Luque explained that the molecular record, which is built by DNA and RNA analysis, predicts that non-marine crabs split from marine crabs more than 125 million years ago.

“However, the fossil record on non-marine crabs, which consists of only tiny bits and pieces of claws, indicated that marine crabs conquered land and freshwater much later, somewhere between 75 and 50 million years ago,” Luque said. “So we’ve had this gap between the predicted molecular time of the split of non-marine crabs and the known fossil record of about 50 million years.”

Cretapsara athanata: The most complete crab fossil ever discovered was trapped in amber 100 million years ago. (Lida Xing/Zenger)

Until now. The latest find is not only the oldest non-marine crab ever described, it’s also the most complete crab fossil of any type.

It’s named Cretapsara athanata, “the immortal Cretaceous spirit of the clouds and waters,” as it likely lived near a coastal environment during the Cretaceous period 100 million years ago.
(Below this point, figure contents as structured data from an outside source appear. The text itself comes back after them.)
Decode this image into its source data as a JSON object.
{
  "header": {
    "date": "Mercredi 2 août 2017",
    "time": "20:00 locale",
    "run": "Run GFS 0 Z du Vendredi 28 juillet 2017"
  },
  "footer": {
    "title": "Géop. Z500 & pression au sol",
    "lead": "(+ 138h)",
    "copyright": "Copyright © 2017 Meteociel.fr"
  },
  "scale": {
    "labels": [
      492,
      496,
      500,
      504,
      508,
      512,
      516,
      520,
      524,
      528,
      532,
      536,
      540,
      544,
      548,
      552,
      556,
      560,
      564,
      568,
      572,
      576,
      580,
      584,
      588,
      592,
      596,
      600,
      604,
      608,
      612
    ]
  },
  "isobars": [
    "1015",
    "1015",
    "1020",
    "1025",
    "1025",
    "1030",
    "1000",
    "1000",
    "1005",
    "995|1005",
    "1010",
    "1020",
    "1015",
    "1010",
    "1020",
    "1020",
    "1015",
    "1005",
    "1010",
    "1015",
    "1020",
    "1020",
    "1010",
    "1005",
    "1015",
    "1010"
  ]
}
Luque, along with a team of international scientists, reported their findings in Science Advances.

Artistic rendering of Cretapsara athanata in a freshwater to brackish shoreline habitat near a resin-producing forest. (Alex Duque, courtesy of Javier Luque, Harvard University/Zenger)

“This crab is telling us a very interesting story about the tree of life of crabs,” Luque said. “There is a lot of excitement about crab evolution because evolution has produced crab-like forms, known as carcinization, many times independently.”

Luque says this discovery shows that crabs have split off for land and fresh water more than 12 times since the “Cretaceous crab revolution” began, when crabs diversified and started evolving their characteristic body forms.

“It’s not an ancestor to the modern crab, but rather a distant cousin,” Luque said.

“It seems like evolution loves making crabs,” he said. “Crabs are doing something well, so nature is sorting them out and selecting for those forms over the less crabby relatives.”